NO Tsunami Threat After 5.5 Quake at Kilauea Summit
There is NO tsunami threat to Hawaii after a 5.5 (preliminary magnitude 5.6) earthquake reported at 4:32 a.m. on Tuesday, June 5, 2018 in the Summit Region of the Kilauea Volcano, according to the Pacific Tsunami Warning Center.
The USGS reports that the quake occurred at a depth of 1.5 km and was centered within these preliminary parameters:
4.2 mi ESE of Ohaikea (historical), Hawaii;
24.6 mi WSW of Hawaiian Paradise Park, Hawaii;
26.0 mi SSW of Hilo, Hawaii;
48.8 mi ESE of Kailua-Kona, Hawaii; and
211.7 mi SE of Honolulu, Hawaii.
The quake comes on the heels of a separate 5.5 magnitude tremor at 3:50 p.m. on Sunday, June 3, that also rattled the summit area and cracked the overlook deck at Jaggar Museum. Over the weekend, the US Geological Survey Hawaiian Volcano Observatory reported more than 500 earthquakes in a 24-hour period – the most ever measured by HVO scientists.
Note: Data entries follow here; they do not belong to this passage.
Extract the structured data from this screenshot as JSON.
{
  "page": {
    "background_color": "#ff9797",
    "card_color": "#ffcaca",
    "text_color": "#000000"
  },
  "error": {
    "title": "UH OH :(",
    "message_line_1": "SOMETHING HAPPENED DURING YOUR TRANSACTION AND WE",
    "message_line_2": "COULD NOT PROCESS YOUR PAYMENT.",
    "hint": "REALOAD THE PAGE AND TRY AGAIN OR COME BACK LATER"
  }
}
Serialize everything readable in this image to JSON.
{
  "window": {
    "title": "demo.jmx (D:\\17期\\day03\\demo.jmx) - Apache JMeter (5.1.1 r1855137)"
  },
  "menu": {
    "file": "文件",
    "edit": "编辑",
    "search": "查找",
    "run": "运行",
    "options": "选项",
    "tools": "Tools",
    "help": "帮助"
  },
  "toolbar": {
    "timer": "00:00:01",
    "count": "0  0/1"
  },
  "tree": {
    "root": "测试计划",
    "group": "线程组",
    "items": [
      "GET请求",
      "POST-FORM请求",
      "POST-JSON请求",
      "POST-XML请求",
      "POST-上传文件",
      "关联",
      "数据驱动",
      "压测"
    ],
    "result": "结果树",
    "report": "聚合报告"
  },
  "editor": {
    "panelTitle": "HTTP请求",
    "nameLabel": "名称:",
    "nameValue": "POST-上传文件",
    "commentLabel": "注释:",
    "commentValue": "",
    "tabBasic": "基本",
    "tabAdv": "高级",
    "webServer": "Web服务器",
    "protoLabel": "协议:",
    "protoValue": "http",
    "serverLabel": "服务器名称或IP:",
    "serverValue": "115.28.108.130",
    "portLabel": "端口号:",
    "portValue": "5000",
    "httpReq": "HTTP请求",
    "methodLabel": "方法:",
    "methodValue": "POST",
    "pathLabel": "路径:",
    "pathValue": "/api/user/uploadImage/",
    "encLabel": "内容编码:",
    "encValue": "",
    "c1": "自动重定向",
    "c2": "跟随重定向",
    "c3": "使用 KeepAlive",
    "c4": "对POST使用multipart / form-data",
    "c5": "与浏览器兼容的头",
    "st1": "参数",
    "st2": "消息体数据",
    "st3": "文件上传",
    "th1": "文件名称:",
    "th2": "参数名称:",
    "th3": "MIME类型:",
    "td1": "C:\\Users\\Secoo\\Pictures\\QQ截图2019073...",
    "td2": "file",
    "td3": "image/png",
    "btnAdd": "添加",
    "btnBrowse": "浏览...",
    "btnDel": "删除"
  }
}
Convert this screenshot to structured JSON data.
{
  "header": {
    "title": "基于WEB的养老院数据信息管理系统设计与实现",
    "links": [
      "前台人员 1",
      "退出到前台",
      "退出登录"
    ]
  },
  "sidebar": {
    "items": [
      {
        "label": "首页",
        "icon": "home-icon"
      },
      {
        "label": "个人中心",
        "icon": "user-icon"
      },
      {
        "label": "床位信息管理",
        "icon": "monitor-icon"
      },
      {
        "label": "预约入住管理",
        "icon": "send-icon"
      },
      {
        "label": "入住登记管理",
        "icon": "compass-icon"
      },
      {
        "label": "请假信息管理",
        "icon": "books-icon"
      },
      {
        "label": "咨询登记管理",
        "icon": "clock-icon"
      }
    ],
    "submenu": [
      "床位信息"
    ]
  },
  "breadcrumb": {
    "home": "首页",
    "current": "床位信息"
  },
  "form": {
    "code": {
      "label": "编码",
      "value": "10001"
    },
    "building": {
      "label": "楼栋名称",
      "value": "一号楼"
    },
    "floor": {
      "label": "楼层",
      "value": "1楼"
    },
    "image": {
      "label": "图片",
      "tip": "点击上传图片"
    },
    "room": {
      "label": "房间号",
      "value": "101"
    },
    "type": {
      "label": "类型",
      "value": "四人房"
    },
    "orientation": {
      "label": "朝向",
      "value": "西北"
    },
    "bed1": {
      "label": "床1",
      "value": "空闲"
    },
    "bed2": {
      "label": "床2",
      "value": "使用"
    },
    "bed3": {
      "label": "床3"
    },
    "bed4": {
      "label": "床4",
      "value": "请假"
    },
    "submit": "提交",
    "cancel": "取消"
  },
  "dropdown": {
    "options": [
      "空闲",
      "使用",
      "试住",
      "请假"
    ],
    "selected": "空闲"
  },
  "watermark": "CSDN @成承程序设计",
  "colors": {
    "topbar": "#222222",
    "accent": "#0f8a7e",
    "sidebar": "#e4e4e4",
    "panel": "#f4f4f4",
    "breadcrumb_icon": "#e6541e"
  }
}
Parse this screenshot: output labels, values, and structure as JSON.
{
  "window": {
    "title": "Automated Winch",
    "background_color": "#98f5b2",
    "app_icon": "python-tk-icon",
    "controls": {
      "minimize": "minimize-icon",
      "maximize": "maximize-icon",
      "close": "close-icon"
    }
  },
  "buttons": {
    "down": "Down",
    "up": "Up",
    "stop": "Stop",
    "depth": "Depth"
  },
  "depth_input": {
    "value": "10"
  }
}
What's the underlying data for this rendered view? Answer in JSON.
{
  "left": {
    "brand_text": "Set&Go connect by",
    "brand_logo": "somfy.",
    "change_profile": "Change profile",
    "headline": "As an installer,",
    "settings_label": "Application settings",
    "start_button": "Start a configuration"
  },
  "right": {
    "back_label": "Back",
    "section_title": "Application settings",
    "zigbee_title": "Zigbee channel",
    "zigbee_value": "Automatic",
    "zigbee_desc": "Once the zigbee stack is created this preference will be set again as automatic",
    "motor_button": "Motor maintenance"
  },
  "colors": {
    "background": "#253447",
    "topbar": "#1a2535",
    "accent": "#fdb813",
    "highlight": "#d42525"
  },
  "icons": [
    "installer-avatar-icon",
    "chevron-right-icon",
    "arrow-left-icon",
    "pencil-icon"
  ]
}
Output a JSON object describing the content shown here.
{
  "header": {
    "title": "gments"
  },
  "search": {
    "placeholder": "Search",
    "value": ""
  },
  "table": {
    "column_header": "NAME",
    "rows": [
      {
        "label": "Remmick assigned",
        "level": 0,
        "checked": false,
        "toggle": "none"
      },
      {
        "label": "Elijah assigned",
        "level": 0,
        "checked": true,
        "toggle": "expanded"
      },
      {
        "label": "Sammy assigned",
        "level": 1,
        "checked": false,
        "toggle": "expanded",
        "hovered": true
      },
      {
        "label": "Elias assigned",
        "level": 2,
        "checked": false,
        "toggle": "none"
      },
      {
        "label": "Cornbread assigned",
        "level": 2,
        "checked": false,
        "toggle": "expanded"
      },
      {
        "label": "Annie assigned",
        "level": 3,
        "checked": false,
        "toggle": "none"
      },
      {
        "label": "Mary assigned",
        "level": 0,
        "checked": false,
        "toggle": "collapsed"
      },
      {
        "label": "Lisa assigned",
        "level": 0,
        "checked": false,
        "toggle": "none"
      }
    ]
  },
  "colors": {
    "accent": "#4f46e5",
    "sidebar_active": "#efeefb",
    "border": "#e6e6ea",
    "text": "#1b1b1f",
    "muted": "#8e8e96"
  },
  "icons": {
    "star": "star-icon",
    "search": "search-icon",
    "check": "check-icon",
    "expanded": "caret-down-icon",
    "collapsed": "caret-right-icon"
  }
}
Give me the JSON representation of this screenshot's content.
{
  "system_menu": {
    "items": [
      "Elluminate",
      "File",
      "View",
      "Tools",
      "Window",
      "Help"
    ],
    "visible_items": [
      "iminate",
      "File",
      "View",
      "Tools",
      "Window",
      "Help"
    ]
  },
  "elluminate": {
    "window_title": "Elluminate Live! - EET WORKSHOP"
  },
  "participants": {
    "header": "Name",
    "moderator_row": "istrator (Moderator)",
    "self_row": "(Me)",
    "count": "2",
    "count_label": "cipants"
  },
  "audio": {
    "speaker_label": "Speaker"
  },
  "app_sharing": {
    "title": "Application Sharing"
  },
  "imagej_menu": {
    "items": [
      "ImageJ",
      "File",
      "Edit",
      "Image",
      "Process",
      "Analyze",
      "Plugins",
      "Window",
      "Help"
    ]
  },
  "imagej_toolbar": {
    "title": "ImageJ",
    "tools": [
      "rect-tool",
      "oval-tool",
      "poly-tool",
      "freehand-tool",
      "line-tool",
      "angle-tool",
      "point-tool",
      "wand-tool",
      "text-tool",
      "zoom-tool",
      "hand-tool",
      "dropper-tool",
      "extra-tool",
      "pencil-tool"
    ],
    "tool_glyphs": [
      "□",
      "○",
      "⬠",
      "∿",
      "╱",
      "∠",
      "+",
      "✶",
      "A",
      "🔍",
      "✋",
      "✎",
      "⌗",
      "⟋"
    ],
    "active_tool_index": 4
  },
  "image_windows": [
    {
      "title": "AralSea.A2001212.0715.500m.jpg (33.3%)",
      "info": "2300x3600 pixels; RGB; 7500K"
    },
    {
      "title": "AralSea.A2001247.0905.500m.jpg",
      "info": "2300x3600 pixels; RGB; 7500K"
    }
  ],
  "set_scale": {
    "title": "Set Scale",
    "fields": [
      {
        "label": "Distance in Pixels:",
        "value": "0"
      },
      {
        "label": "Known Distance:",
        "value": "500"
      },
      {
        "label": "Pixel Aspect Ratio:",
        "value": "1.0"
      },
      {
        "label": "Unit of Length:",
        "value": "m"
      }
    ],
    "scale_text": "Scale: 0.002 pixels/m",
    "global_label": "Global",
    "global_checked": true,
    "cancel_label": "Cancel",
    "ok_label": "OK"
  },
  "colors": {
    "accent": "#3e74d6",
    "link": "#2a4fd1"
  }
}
The National Weather Service issued a Special Weather Statement this morning saying the earthquake this morning could trigger ash eruptions today. “Low level trade winds will push any ash toward the southwest toward communities of Pahala, Wood Valley, Naʻalehu and Ocean View.”
According to the NWS, “Pele’s hair and other lightweight volcanic glass particles from high fountaining fissures near Leilani Estates are being carried downwind. These volcanic particles can cause skin and eye irritation similar to volcanic ash, so avoid exposure. Pele’s hair can scratch glass and car finishes. Use plenty of water to rinse Pele’s hair off vehicles and avoid using windshield wipers.”